Y cuando las tropas empezaban a caer a la Fomento, los “patrones” y capataces de tropa, luego de dejar sus respectivos animales “bien acomodados”, asegurándose que contaran con agua y pasto suficiente dentro de las condiciones de la época del año, dejaban algunos peones “haciendo ronda” (cuidando que los animales no se dispersaran y se entreveraran con los de otros dueños) a la espera de las órdenes del capataz de feria, máxima autoridad incontestada de los movimientos de los ganados dentro del local.
Acomodada la tropa los troperos “pueblereaban”, ataviados con sus mejores pilchas y pingos, hasta el día del remate, ya fuera a visitar amigos y parientes, realizar trámites o simplemente a pasear o de compras, que daban vida y movimiento a restaurantes, pensiones y hospedajes.
Llegado el día de la feria, tempranito de la mañana el lugar era un hervidero de actividad, con decenas de gauchos rondando los animales vacunos haciendo “fila” para entrarlos a la pista a venderse, en una larga secuencia de tropas y jinetes que se perdían en la distancia mirándolos desde lo alto de la tribuna.

Los lanares, encerrados en los bretes o corrales situados al correr de la línea de la vía férrea, tenían que ser también muy bien vigilados por sus propietarios o encargados, ya algunas veces al día, cuando pasaba algún tren de los entonces habituales, el ruido asustaba muchísimo a los animales y se producían escapes y entreveros.
Normalmente, en épocas de zafra, las ferias duraban dos y tres días, con miles de animales a la venta. El primer día, las ventas en sí comenzaban luego del mediodía con los grandes lotes de ganados seleccionados, dando tiempo de llegar cómodamente a los compradores venidos de lejos; ya en esa época habían empezado a venir fuertes “invernadores” que llegaban en sus avionetas y aterrizaban en el propio predio del local, aunque la mayoría venían en auto. Los días siguientes, se comercializaban el resto de los animales.

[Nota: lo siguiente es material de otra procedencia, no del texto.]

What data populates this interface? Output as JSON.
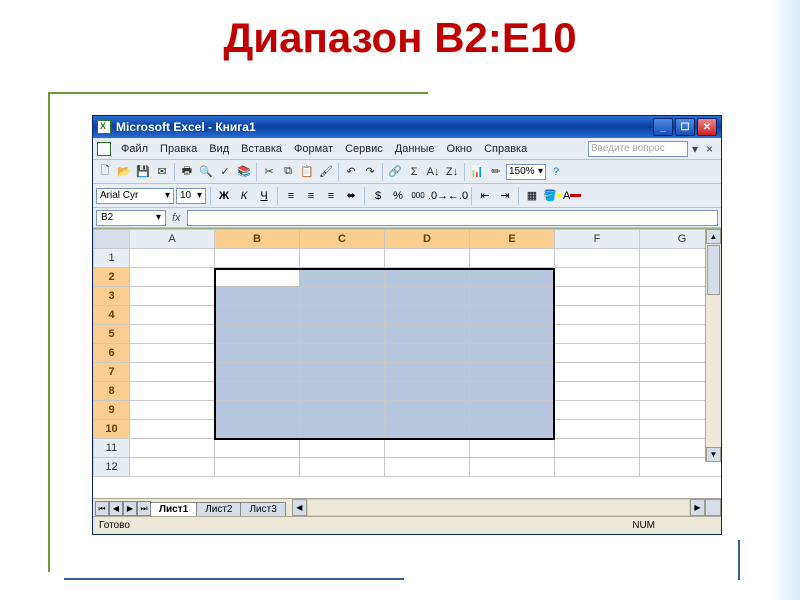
{
  "slide": {
    "title": "Диапазон B2:E10"
  },
  "window": {
    "title": "Microsoft Excel - Книга1"
  },
  "menu": {
    "file": "Файл",
    "edit": "Правка",
    "view": "Вид",
    "insert": "Вставка",
    "format": "Формат",
    "tools": "Сервис",
    "data": "Данные",
    "window": "Окно",
    "help": "Справка",
    "ask_placeholder": "Введите вопрос"
  },
  "toolbar": {
    "zoom": "150%"
  },
  "format_toolbar": {
    "font": "Arial Cyr",
    "size": "10",
    "bold": "Ж",
    "italic": "К",
    "under": "Ч",
    "currency": "%",
    "sep": "000"
  },
  "namebox": {
    "ref": "B2",
    "fx": "fx"
  },
  "columns": [
    "A",
    "B",
    "C",
    "D",
    "E",
    "F",
    "G"
  ],
  "rows": [
    "1",
    "2",
    "3",
    "4",
    "5",
    "6",
    "7",
    "8",
    "9",
    "10",
    "11",
    "12"
  ],
  "selection": {
    "active": "B2",
    "range_cols": [
      1,
      4
    ],
    "range_rows": [
      1,
      9
    ]
  },
  "tabs": {
    "nav": [
      "⏮",
      "◀",
      "▶",
      "⏭"
    ],
    "sheets": [
      "Лист1",
      "Лист2",
      "Лист3"
    ],
    "active": 0
  },
  "status": {
    "left": "Готово",
    "num": "NUM"
  }
}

En mi lo que despertaba más curiosidad, era indudablemente la personalidad y forma de vida de los gauchos. Ese peculiar estilo, esa forma de ser del hombre de campo y sus costumbres. Cuando caía la nochecita, tras terminar las tareas, decenas de ellos se juntaban en torno a fogones  repletos de calderas de lata y presas de carne puestas a asar, y tras aprontar el consabido mate, se producían jugosas charlas que yo escuchaba absorto. Las experiencias de los troperos en el camino, las anécdotas de “bandideadas” en tal o cual pago, las muchas veces subidas de tono discusiones sobre su pingo o su perro, los datos de un buen “guasquero” o un mejor domador, todos temas cotidianos que se misturaban con alguna “mentirilla” que todos sabían que lo era pero la dejaban pasar con una sonrisa o la respondían con otra un poquito más grande. Ahí salían a relucir los distintos caracteres; estaban los bromistas, los taciturnos, los pensativos, los orgullosos, los más pudientes y los más menesterosos confraternizando en un ambiente donde lo principal y tangible era el respeto. En años de compartir muchas de estas tertulias, obviamente que si vi algún enojado, pero nunca presencié ningún lío, a pesar que todos portaban un facón y cuanto más grande, mejor.

Luego de finalizada la feria, se producía la partida de las tropas que se repartían para todo el país, pero principalmente hacia el sur, y además el regreso a casa de estancieros y peones, cabalgando hacia sus hogares, llevando en sus maletas y en caballos de carga el surtido que debía durar hasta la próxima feria, y portadores de nuevas historias para contar en su pago y a sus familias, trasmitiendo las novedades conocidas en el importante acontecimiento.